Gisbert Steenwick (also Gijsbert) (baptized 6 January 1642 – buried 20 August 1679) was a Dutch composer, organist, and carillonneur. He was born in Arnhem, where already at 21 he was a member of the local collegium musicum Caecilia. In January 1665 Steenwick was appointed organist of St Eusebiuskerk in Arnhem, and on 22 October that year he was made municipal organist. He left Arnhem in 1674 and went to Kampen, where on 6 June 1674 he was appointed organist and carillonneur at the Bovenkerk. He died some five years later in Kampen, at the age of 37.

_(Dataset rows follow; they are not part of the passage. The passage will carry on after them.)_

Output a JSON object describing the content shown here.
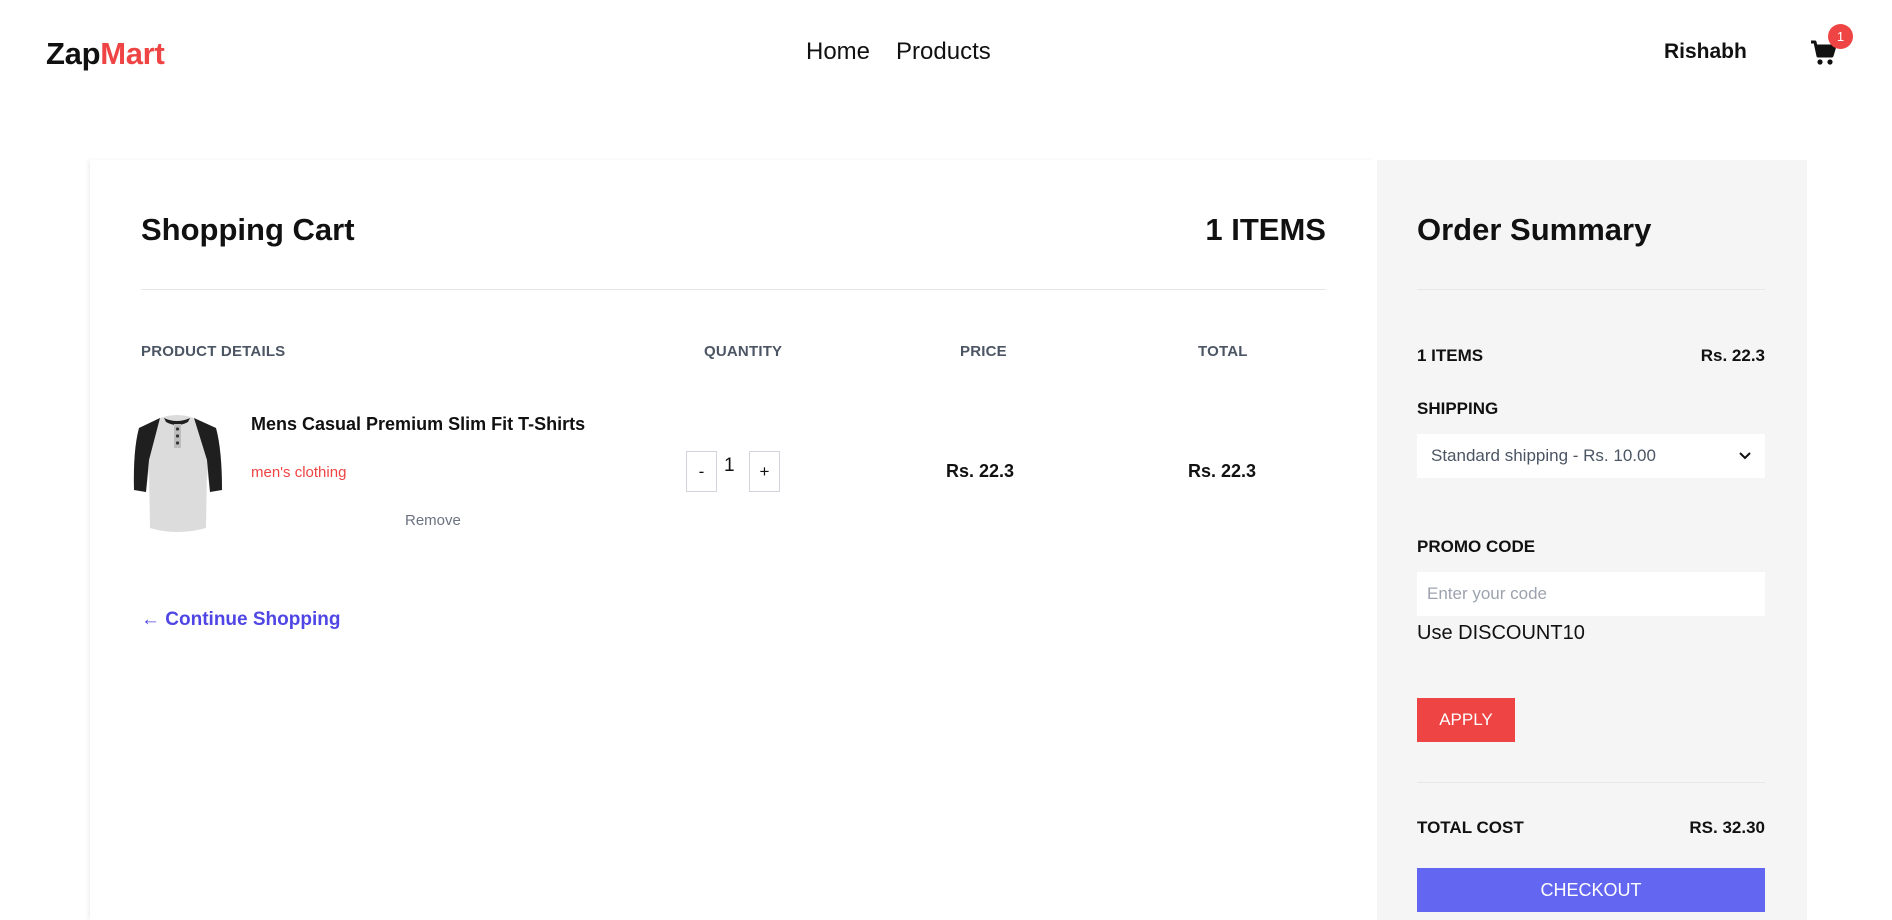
{
  "header": {
    "logo_part1": "Zap",
    "logo_part2": "Mart",
    "nav": [
      "Home",
      "Products"
    ],
    "user_name": "Rishabh",
    "cart_badge": "1",
    "cart_icon": "shopping-cart-icon"
  },
  "cart": {
    "title": "Shopping Cart",
    "item_count": "1 ITEMS",
    "columns": [
      "PRODUCT DETAILS",
      "QUANTITY",
      "PRICE",
      "TOTAL"
    ],
    "items": [
      {
        "name": "Mens Casual Premium Slim Fit T-Shirts",
        "category": "men's clothing",
        "remove_label": "Remove",
        "quantity": "1",
        "decrement": "-",
        "increment": "+",
        "price": "Rs. 22.3",
        "total": "Rs. 22.3"
      }
    ],
    "continue_label": "← Continue Shopping"
  },
  "summary": {
    "title": "Order Summary",
    "items_label": "1 ITEMS",
    "items_value": "Rs. 22.3",
    "shipping_label": "SHIPPING",
    "shipping_selected": "Standard shipping - Rs. 10.00",
    "promo_label": "PROMO CODE",
    "promo_placeholder": "Enter your code",
    "promo_hint": "Use DISCOUNT10",
    "apply_label": "APPLY",
    "total_label": "TOTAL COST",
    "total_value": "RS. 32.30",
    "checkout_label": "CHECKOUT"
  },
  "colors": {
    "accent_red": "#ef4444",
    "link_indigo": "#4f46e5",
    "checkout": "#6366f1",
    "summary_bg": "#f5f5f5"
  }
}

Today Steenwick is known for a few keyboard pieces contained in a manuscript he compiled before 1674 for a pupil, Anna Maria van Eyl, daughter of an Arnhem patrician. The manuscript contains 33 pieces of music, including dances and arrangements of, and variations on, folksongs. Only nine compositions are signed by Steenwick, but more can be attributed to him on stylistic grounds. Among the securely attributed works are arrangements of popular songs such as More Palatino, Puer natus in Bethleem, and Heiligh saligh Bethlehem, and dances (sarabandes, allemandes) with variations. Opinions differ on the quality of Steenwick's writing: while some scholars have noted a sophisticated variation technique, others have dismissed it as quite ordinary. Some pieces of the collection (which also includes works by the otherwise unknown Georg Berff) display North German influence.